L’Argentine a remboursé intégralement et sans délai les 20 milliards de dollars obtenus en octobre dernier dans le cadre d’un accord de « swap » de devises conclu avec les États-Unis. L’annonce a été faite par le secrétaire américain au Trésor, Scott Bessent, qui a souligné que cette opération n’a engendré aucun coût pour les contribuables américains. Il a salué un « signe fort de stabilité financière » du pays sud-américain.
Mis en place à un moment où l’économie argentine subissait de fortes pressions monétaires à l’approche des élections législatives, cet échange de devises visait à contenir la volatilité du peso. Pour le président argentin Javier Milei, proche politiquement de Donald Trump, ce remboursement rapide illustre un retour de la confiance des marchés internationaux envers son gouvernement.

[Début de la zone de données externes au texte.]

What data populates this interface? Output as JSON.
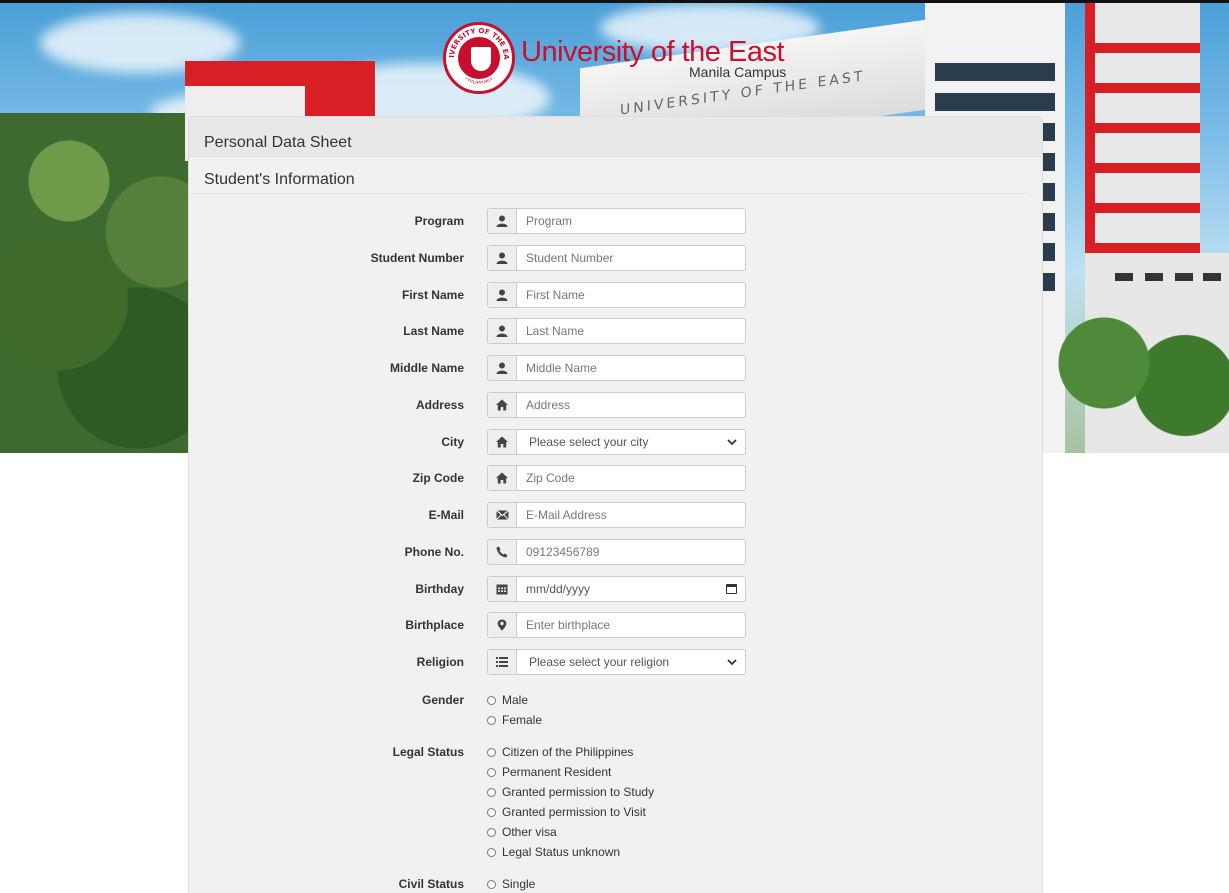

Dans le même temps, un soutien financier initialement envisagé à plus grande échelle a été réduit. Le gouvernement a finalement conclu, début janvier, un prêt à court terme de trois milliards de dollars avec un consortium de banques européennes, dont Santander, BBVA et Deutsche Bank. Ce financement vise à renforcer les réserves de la Banque centrale, tout en conservant une marge d’autonomie budgétaire.
Le ministre de l’Économie, Luis Caputo, a affirmé que cette gestion reflète une nouvelle orientation économique : « L’Argentine démontre qu’elle peut avancer sans dépendre entièrement de grandes puissances ou d’organismes multilatéraux ». Ce remboursement stratégique renforce ainsi l’image d’un pays en quête de souveraineté financière et de crédibilité internationale.